Because its quickly approaching?
ISPs are going to run customers in dual stack for a long time but there will probably be some upsides to running it 100%
Home computers are all Win7 machines so they’re ready. No idea about my Fios router, nor any idea if I should care.
I know I’m going to miss being able to remember IP addresses. 192.168.1.7 is a lot easier to type than fe80::408:e43f:9556:ae1f%11.
For those of us that don’t speak Klingon…
WAT?
Srsly though, what’s changing?
The way all of the devices on the internet have their addresses assigned
ISP’s will probably start feeling the effects of running out of IPV4 addresses sometime next year…
I know that our organization is starting to run into issues with lack of addresses…doubt the the networking teams are ready for it.
My stuff at home should be fine. My router is built into the modem, dunno if it’s ipv6 ready though.
At home I don’t really care. If my Fios router isn’t ready Verizon will just have to send me another one. I have one switch in the basement and if I have to swap that out so be it.

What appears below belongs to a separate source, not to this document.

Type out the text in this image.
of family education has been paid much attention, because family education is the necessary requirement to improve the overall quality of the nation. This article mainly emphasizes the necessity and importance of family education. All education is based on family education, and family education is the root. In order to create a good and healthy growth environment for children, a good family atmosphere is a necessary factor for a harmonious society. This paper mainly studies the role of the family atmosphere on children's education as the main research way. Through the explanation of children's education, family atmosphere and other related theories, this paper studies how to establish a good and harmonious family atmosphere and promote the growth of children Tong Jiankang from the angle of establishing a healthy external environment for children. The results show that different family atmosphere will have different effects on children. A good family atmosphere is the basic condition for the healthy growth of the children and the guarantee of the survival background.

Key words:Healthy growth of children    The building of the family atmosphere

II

At work it’s a “not my problem” thing, other than possibly having to change a couple application field widths so there is room to type in a longer IPv6 address.

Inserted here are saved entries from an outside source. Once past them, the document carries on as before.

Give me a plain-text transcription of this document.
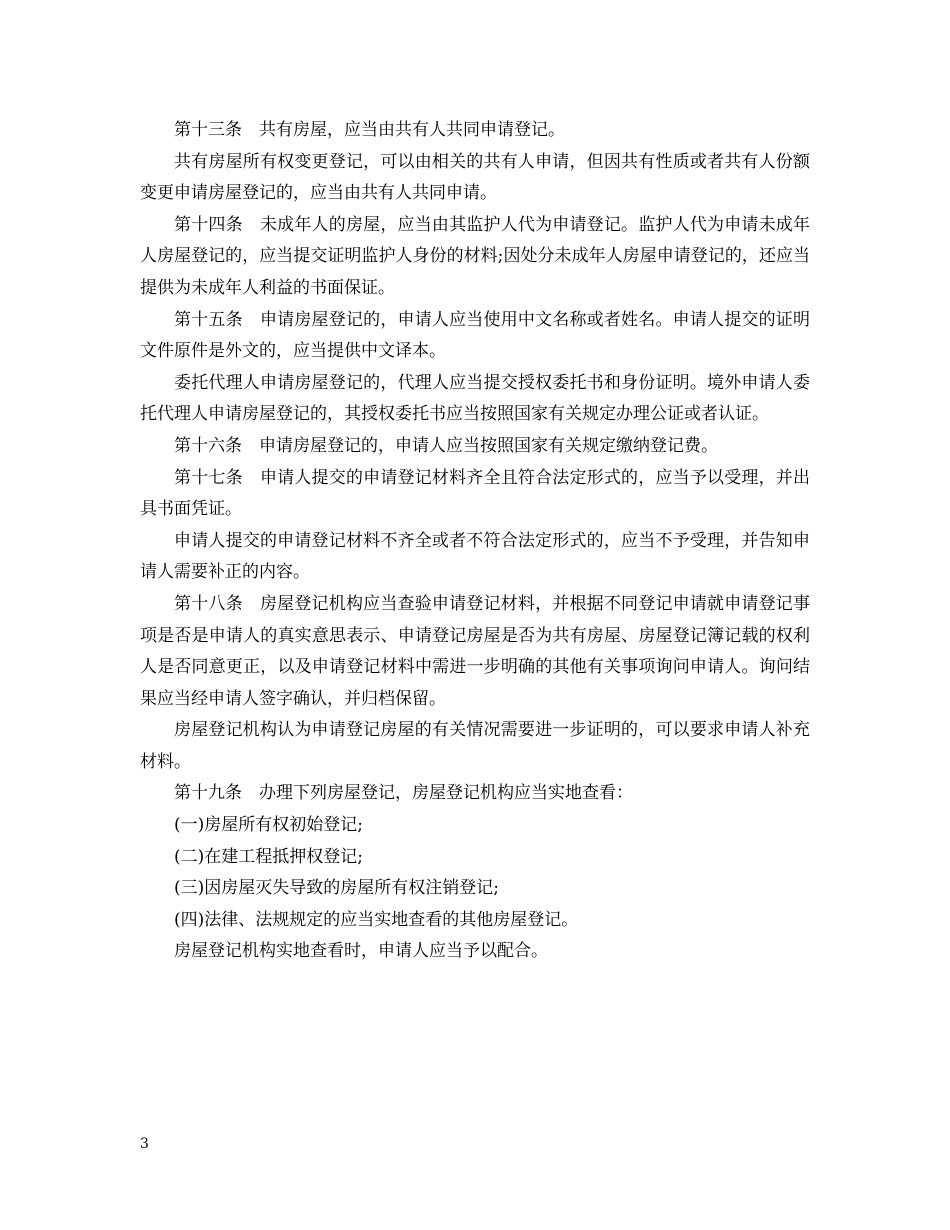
第十三条　共有房屋，应当由共有人共同申请登记。

共有房屋所有权变更登记，可以由相关的共有人申请，但因共有性质或者共有人份额变更申请房屋登记的，应当由共有人共同申请。

第十四条　未成年人的房屋，应当由其监护人代为申请登记。监护人代为申请未成年人房屋登记的，应当提交证明监护人身份的材料;因处分未成年人房屋申请登记的，还应当提供为未成年人利益的书面保证。

第十五条　申请房屋登记的，申请人应当使用中文名称或者姓名。申请人提交的证明文件原件是外文的，应当提供中文译本。

委托代理人申请房屋登记的，代理人应当提交授权委托书和身份证明。境外申请人委托代理人申请房屋登记的，其授权委托书应当按照国家有关规定办理公证或者认证。

第十六条　申请房屋登记的，申请人应当按照国家有关规定缴纳登记费。

第十七条　申请人提交的申请登记材料齐全且符合法定形式的，应当予以受理，并出具书面凭证。

申请人提交的申请登记材料不齐全或者不符合法定形式的，应当不予受理，并告知申请人需要补正的内容。

第十八条　房屋登记机构应当查验申请登记材料，并根据不同登记申请就申请登记事项是否是申请人的真实意思表示、申请登记房屋是否为共有房屋、房屋登记簿记载的权利人是否同意更正，以及申请登记材料中需进一步明确的其他有关事项询问申请人。询问结果应当经申请人签字确认，并归档保留。

房屋登记机构认为申请登记房屋的有关情况需要进一步证明的，可以要求申请人补充材料。

第十九条　办理下列房屋登记，房屋登记机构应当实地查看：

(一)房屋所有权初始登记;

(二)在建工程抵押权登记;

(三)因房屋灭失导致的房屋所有权注销登记;

(四)法律、法规规定的应当实地查看的其他房屋登记。

房屋登记机构实地查看时，申请人应当予以配合。

3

Why would home networks have this need? If the provider is having users use routers that support it, I cant see them pushing IPv6 into the LAN. Chances are they will roll out the modems with the WAN IP of IPv6 and then have the users LAN be IPv4 by default.

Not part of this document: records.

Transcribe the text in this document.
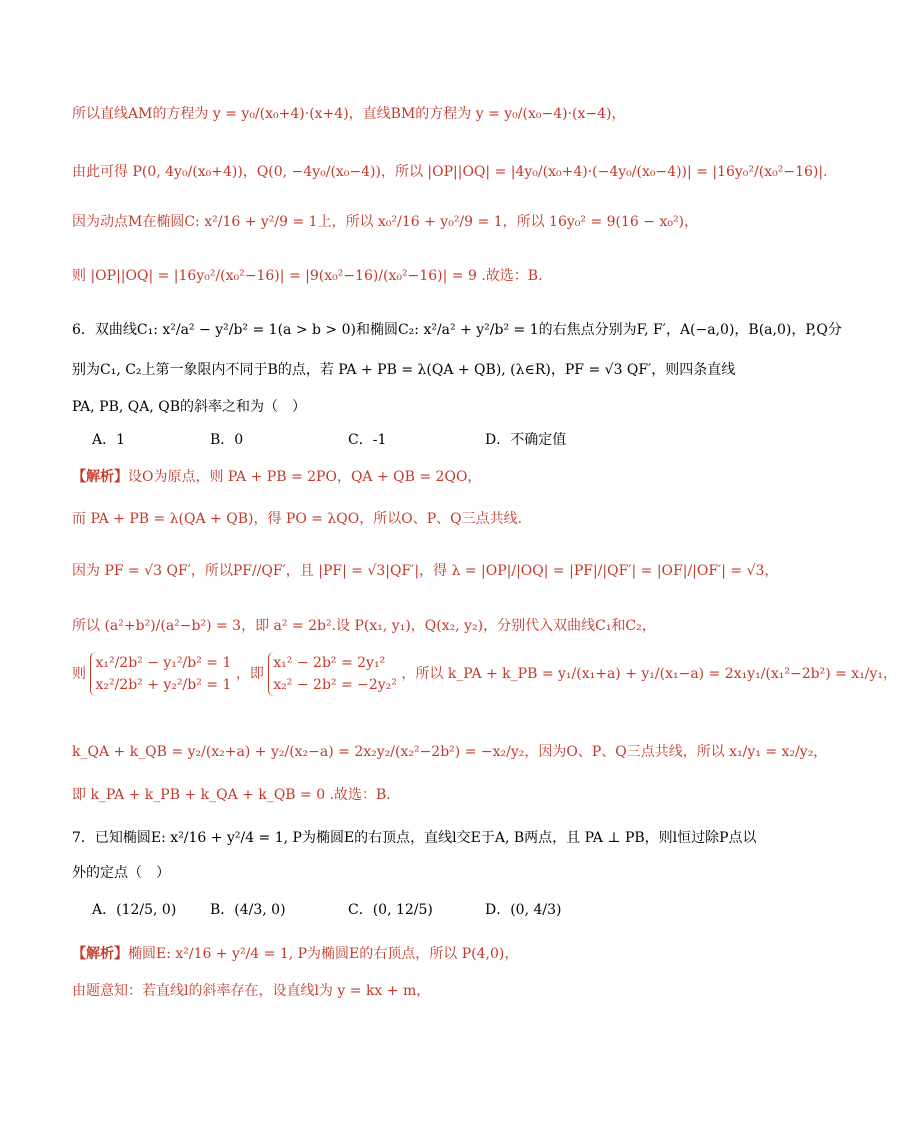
所以直线AM的方程为 y = y₀/(x₀+4)·(x+4)，直线BM的方程为 y = y₀/(x₀−4)·(x−4)，
由此可得 P(0, 4y₀/(x₀+4))，Q(0, −4y₀/(x₀−4))，所以 |OP||OQ| = |4y₀/(x₀+4)·(−4y₀/(x₀−4))| = |16y₀²/(x₀²−16)|.
因为动点M在椭圆C: x²/16 + y²/9 = 1上，所以 x₀²/16 + y₀²/9 = 1，所以 16y₀² = 9(16 − x₀²)，
则 |OP||OQ| = |16y₀²/(x₀²−16)| = |9(x₀²−16)/(x₀²−16)| = 9 .故选：B.
6．双曲线C₁: x²/a² − y²/b² = 1(a > b > 0)和椭圆C₂: x²/a² + y²/b² = 1的右焦点分别为F, F′，A(−a,0)，B(a,0)，P,Q分
别为C₁, C₂上第一象限内不同于B的点，若 PA + PB = λ(QA + QB), (λ∈R)，PF = √3 QF′，则四条直线
PA, PB, QA, QB的斜率之和为（　）
A．1	B．0	C．-1	D．不确定值
【解析】设O为原点，则 PA + PB = 2PO，QA + QB = 2QO，
而 PA + PB = λ(QA + QB)，得 PO = λQO，所以O、P、Q三点共线.
因为 PF = √3 QF′，所以PF//QF′，且 |PF| = √3|QF′|，得 λ = |OP|/|OQ| = |PF|/|QF′| = |OF|/|OF′| = √3，
所以 (a²+b²)/(a²−b²) = 3，即 a² = 2b².设 P(x₁, y₁)，Q(x₂, y₂)，分别代入双曲线C₁和C₂，
则
x₁²/2b² − y₁²/b² = 1
x₂²/2b² + y₂²/b² = 1
，即
x₁² − 2b² = 2y₁²
x₂² − 2b² = −2y₂²
，所以 k_PA + k_PB = y₁/(x₁+a) + y₁/(x₁−a) = 2x₁y₁/(x₁²−2b²) = x₁/y₁，
k_QA + k_QB = y₂/(x₂+a) + y₂/(x₂−a) = 2x₂y₂/(x₂²−2b²) = −x₂/y₂，因为O、P、Q三点共线，所以 x₁/y₁ = x₂/y₂，
即 k_PA + k_PB + k_QA + k_QB = 0 .故选：B.
7．已知椭圆E: x²/16 + y²/4 = 1, P为椭圆E的右顶点，直线l交E于A, B两点，且 PA ⊥ PB，则l恒过除P点以
外的定点（　）
A．(12/5, 0) B．(4/3, 0)	C．(0, 12/5)	D．(0, 4/3)
【解析】椭圆E: x²/16 + y²/4 = 1, P为椭圆E的右顶点，所以 P(4,0)，
由题意知：若直线l的斜率存在，设直线l为 y = kx + m，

On a side note, I have a few dedicated servers with 8 and 16 address blocks of public IPs. Any thought of buying them up now or would they potentially be repossessed by ICANN for bigger companies if the need came up?
Because the cable modems to do IPV6 to IPV4 translations are fucking expensive and I doubt any isp is going to change out every modem…
Modems will just end up handing out a IPV6 and IPV4 address
Buying up blocks and doing what? Who ever reallocated you the IPs could take them back
This would work if you got IPs from ARIN and had your own AS you could technically reallocate and sell IPs but having less then a /24 doesn’t do you any good because no ISPs let you advertise less then a /24 via BGP anyways.
if I lived in china I could advertise anything i wanted.
It really depends on the route filter the upstream provider…
However just about everyone want allow less then a /24 to be imported via eBGP
Some decent training for anyone technical
I just don’t want to memorize that long of hexadecimal.